Class of 2013 Sets Enrollment Records

Class of 2013 Sets Enrollment Records

The applause tunnel is a longstanding tradition at GC's opening convocation, and a most embarassing experience for all first years.  Photo by Emily Miller

The applause tunnel is a longstanding tradition at GC's opening convocation, and a most embarassing experience for all first years. Photo by Emily Miller

This year’s freshmen class is the largest Goshen College has seen since the 239-person influx of 1982, with 238 first year students in addition to 10 new international students and 54 transfer students. This is a 39% increase from last year’s incoming class.

Nursing is the most common major in this year’s freshmen class, declared by no less than 49 students. Biology is the second most popular major, followed by education and then undecided majors.

Geographically, more first year students come from Indiana than anywhere else, making up 48% of the first year class. Pennsylvania has the second largest pool of students, making up about 10% of the freshman class. Ohio, Illinois, Michigan and Iowa are also top recruitment states.

This dramatic enrollment increase could be due to a number of factors. Vice President for Enrollment Management Lynn Jackson said having a full enrollment staff this year has made a difference. Also, because of economic stress, GC gave out more need-based grants this year.
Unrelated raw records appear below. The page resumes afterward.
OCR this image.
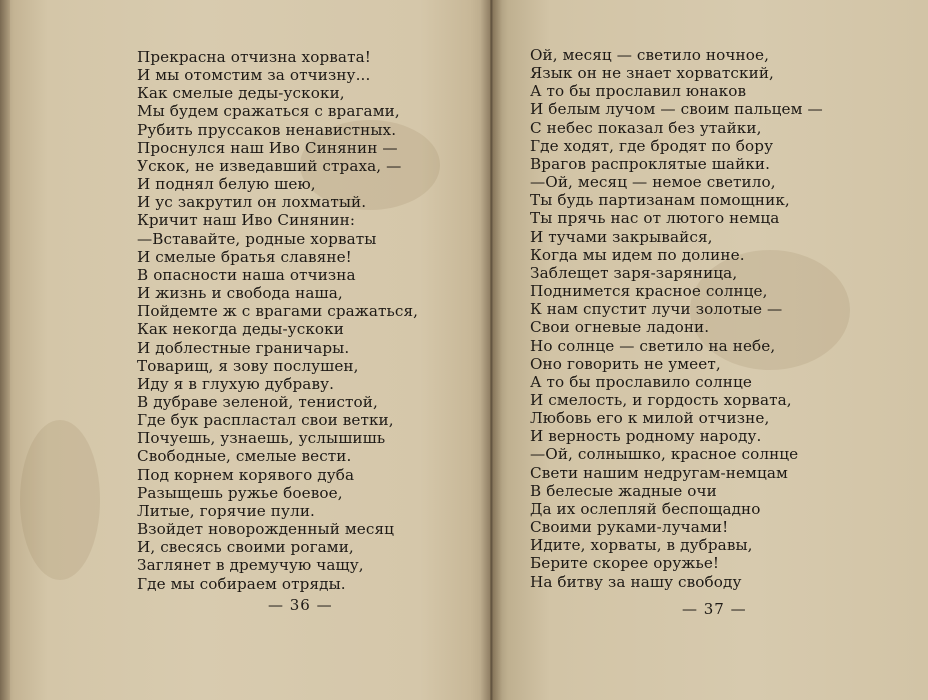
Прекрасна отчизна хорвата!
И мы отомстим за отчизну...
Как смелые деды-ускоки,
Мы будем сражаться с врагами,
Рубить пруссаков ненавистных.
Проснулся наш Иво Синянин —
Ускок, не изведавший страха, —
И поднял белую шею,
И ус закрутил он лохматый.
Кричит наш Иво Синянин:
—Вставайте, родные хорваты
И смелые братья славяне!
В опасности наша отчизна
И жизнь и свобода наша,
Пойдемте ж с врагами сражаться,
Как некогда деды-ускоки
И доблестные граничары.
Товарищ, я зову послушен,
Иду я в глухую дубраву.
В дубраве зеленой, тенистой,
Где бук распластал свои ветки,
Почуешь, узнаешь, услышишь
Свободные, смелые вести.
Под корнем корявого дуба
Разыщешь ружье боевое,
Литые, горячие пули.
Взойдет новорожденный месяц
И, свесясь своими рогами,
Заглянет в дремучую чащу,
Где мы собираем отряды.
— 36 —
Ой, месяц — светило ночное,
Язык он не знает хорватский,
А то бы прославил юнаков
И белым лучом — своим пальцем —
С небес показал без утайки,
Где ходят, где бродят по бору
Врагов распроклятые шайки.
—Ой, месяц — немое светило,
Ты будь партизанам помощник,
Ты прячь нас от лютого немца
И тучами закрывайся,
Когда мы идем по долине.
Заблещет заря-заряница,
Поднимется красное солнце,
К нам спустит лучи золотые —
Свои огневые ладони.
Но солнце — светило на небе,
Оно говорить не умеет,
А то бы прославило солнце
И смелость, и гордость хорвата,
Любовь его к милой отчизне,
И верность родному народу.
—Ой, солнышко, красное солнце
Свети нашим недругам-немцам
В белесые жадные очи
Да их ослепляй беспощадно
Своими руками-лучами!
Идите, хорваты, в дубравы,
Берите скорее оружье!
На битву за нашу свободу
— 37 —
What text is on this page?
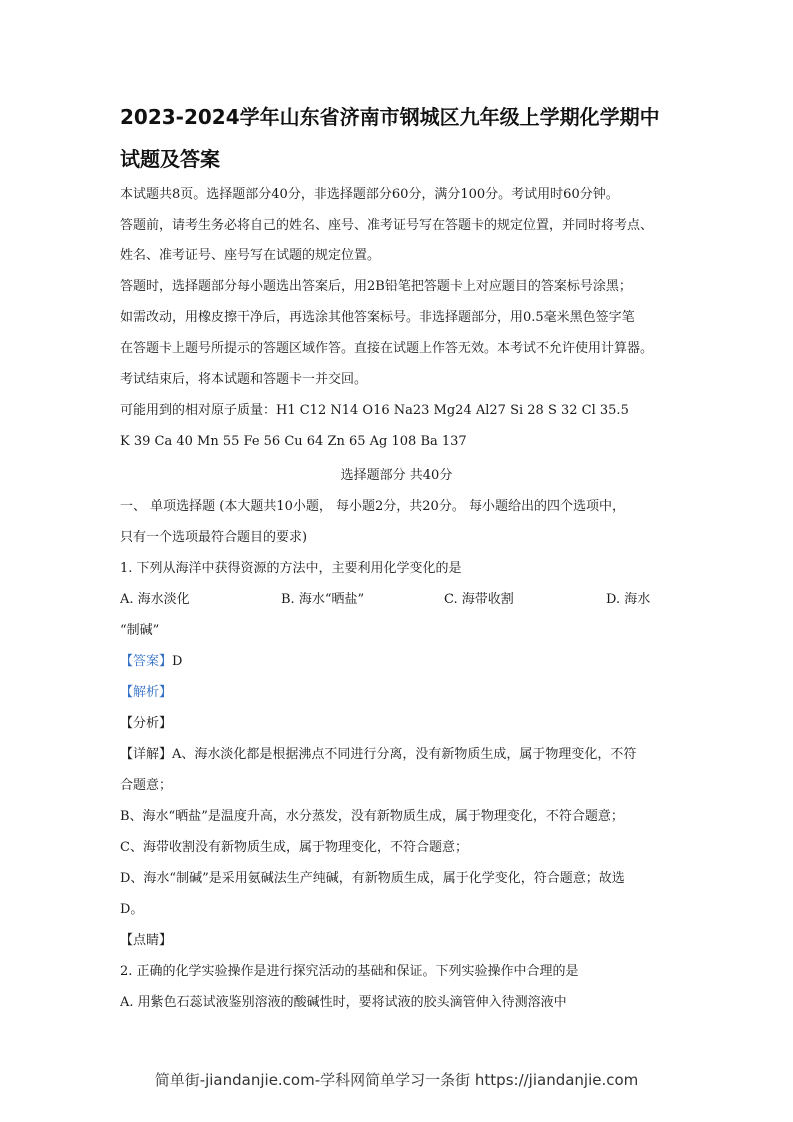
2023-2024学年山东省济南市钢城区九年级上学期化学期中
试题及答案
本试题共8页。选择题部分40分，非选择题部分60分，满分100分。考试用时60分钟。
答题前，请考生务必将自己的姓名、座号、准考证号写在答题卡的规定位置，并同时将考点、
姓名、准考证号、座号写在试题的规定位置。
答题时，选择题部分每小题选出答案后，用2B铅笔把答题卡上对应题目的答案标号涂黑；
如需改动，用橡皮擦干净后，再选涂其他答案标号。非选择题部分，用0.5毫米黑色签字笔
在答题卡上题号所提示的答题区域作答。直接在试题上作答无效。本考试不允许使用计算器。
考试结束后，将本试题和答题卡一并交回。
可能用到的相对原子质量：H1 C12 N14 O16 Na23 Mg24 Al27 Si 28 S 32 Cl 35.5
K 39 Ca 40 Mn 55 Fe 56 Cu 64 Zn 65 Ag 108 Ba 137
选择题部分 共40分
一、 单项选择题 (本大题共10小题， 每小题2分，共20分。 每小题给出的四个选项中，
只有一个选项最符合题目的要求)
1. 下列从海洋中获得资源的方法中，主要利用化学变化的是
A. 海水淡化	B. 海水“晒盐”	C. 海带收割	D. 海水
“制碱”
【答案】D
【解析】
【分析】
【详解】A、海水淡化都是根据沸点不同进行分离，没有新物质生成，属于物理变化，不符
合题意；
B、海水“晒盐”是温度升高，水分蒸发，没有新物质生成，属于物理变化，不符合题意；
C、海带收割没有新物质生成，属于物理变化，不符合题意；
D、海水“制碱”是采用氨碱法生产纯碱，有新物质生成，属于化学变化，符合题意；故选
D。
【点睛】
2. 正确的化学实验操作是进行探究活动的基础和保证。下列实验操作中合理的是
A. 用紫色石蕊试液鉴别溶液的酸碱性时，要将试液的胶头滴管伸入待测溶液中
简单街-jiandanjie.com-学科网简单学习一条街 https://jiandanjie.com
New marketing strategies were implemented as well, with TV ads broadcasted regionally during this year’s Super Bowl.

“We’ve done a lot more email and print [material] to high school sophomores and juniors,” said Jackson. “This group of students has heard from us for a while.”

According to Jackson, the athletic coaches have contributed to admissions by working hard to completely fill their rosters this year.

“It’s a collaborative effort,” said Jackson.

Last year the priority application deadline was moved up to December 15, identifying students earlier. Jackson said that because of this, the admissions team was able to target these students for a longer period of time.

The registrar reports a current student population of 974 undergraduates alone and 1,017 including students in graduate programs.